Class JaccardSimilarity

java.lang.Object
org.apache.datasketches.theta.JaccardSimilarity

public final class JaccardSimilarity extends Object
Jaccard similarity of two Theta Sketches.
Author:
Lee Rhodes
  • Constructor Summary

    Constructors
    Constructor
    Description
     
  • Method Summary

    Modifier and Type
    Method
    Description
    static boolean
    dissimilarityTest(Sketch measured, Sketch expected, double threshold)
    Tests dissimilarity of a measured Sketch against an expected Sketch.
    static boolean
    exactlyEqual(Sketch sketchA, Sketch sketchB)
    Returns true if the two given sketches have exactly the same hash values and the same theta values.
    static double[]
    jaccard(Sketch sketchA, Sketch sketchB)
    Computes the Jaccard similarity index with upper and lower bounds.
    static boolean
    similarityTest(Sketch measured, Sketch expected, double threshold)
    Tests similarity of a measured Sketch against an expected Sketch.

    Methods inherited from class java.lang.Object

    equals, getClass, hashCode, notify, notifyAll, toString, wait, wait, wait
  • Constructor Details

    • JaccardSimilarity

      public JaccardSimilarity()
  • Method Details

    • jaccard

      public static double[] jaccard(Sketch sketchA, Sketch sketchB)
      Computes the Jaccard similarity index with upper and lower bounds. The Jaccard similarity index J(A,B) = (A ^ B)/(A U B) is used to measure how similar the two sketches are to each other. If J = 1.0, the sketches are considered equal. If J = 0, the two sketches are distinct from each other. A Jaccard of .95 means the overlap between the two populations is 95% of the union of the two populations.

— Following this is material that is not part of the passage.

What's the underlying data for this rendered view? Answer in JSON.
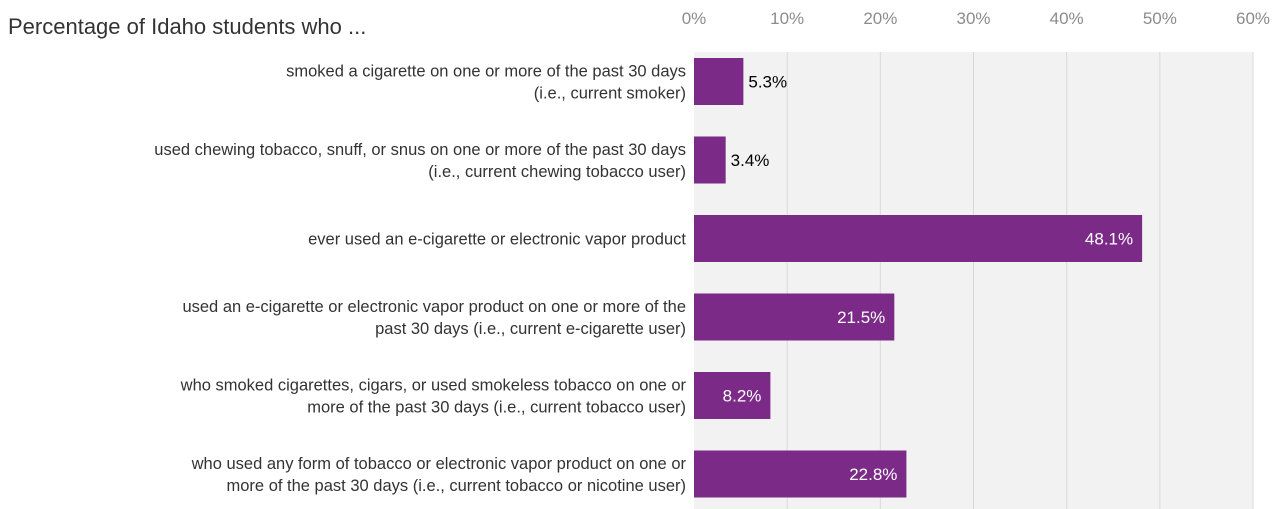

      Note: For very large pairs of sketches, where the configured nominal entries of the sketches are 2^25 or 2^26, this method may produce unpredictable results.

      Parameters:
      sketchA - given sketch A
      sketchB - given sketch B
      Returns:
      a double array {LowerBound, Estimate, UpperBound} of the Jaccard index. The Upper and Lower bounds are for a confidence interval of 95.4% or +/- 2 standard deviations.
    • exactlyEqual

      public static boolean exactlyEqual(Sketch sketchA, Sketch sketchB)
      Returns true if the two given sketches have exactly the same hash values and the same theta values. Thus, they are equivalent.
      Parameters:
      sketchA - the given sketch A
      sketchB - the given sketch B
      Returns:
      true if the two given sketches have exactly the same hash values and the same theta values.
    • similarityTest

      public static boolean similarityTest(Sketch measured, Sketch expected, double threshold)
      Tests similarity of a measured Sketch against an expected Sketch. Computes the lower bound of the Jaccard index JLB of the measured and expected sketches. if JLB ≥ threshold, then the sketches are considered to be similar with a confidence of 97.7%.
      Parameters:
      measured - the sketch to be tested
      expected - the reference sketch that is considered to be correct.
      threshold - a real value between zero and one.
      Returns:
      if true, the similarity of the two sketches is greater than the given threshold with at least 97.7% confidence.
    • dissimilarityTest

      public static boolean dissimilarityTest(Sketch measured, Sketch expected, double threshold)
      Tests dissimilarity of a measured Sketch against an expected Sketch. Computes the upper bound of the Jaccard index JUB of the measured and expected sketches. if JUB ≤ threshold, then the sketches are considered to be dissimilar with a confidence of 97.7%.
      Parameters:
      measured - the sketch to be tested
      expected - the reference sketch that is considered to be correct.
      threshold - a real value between zero and one.
      Returns:
      if true, the dissimilarity of the two sketches is greater than the given threshold with at least 97.7% confidence.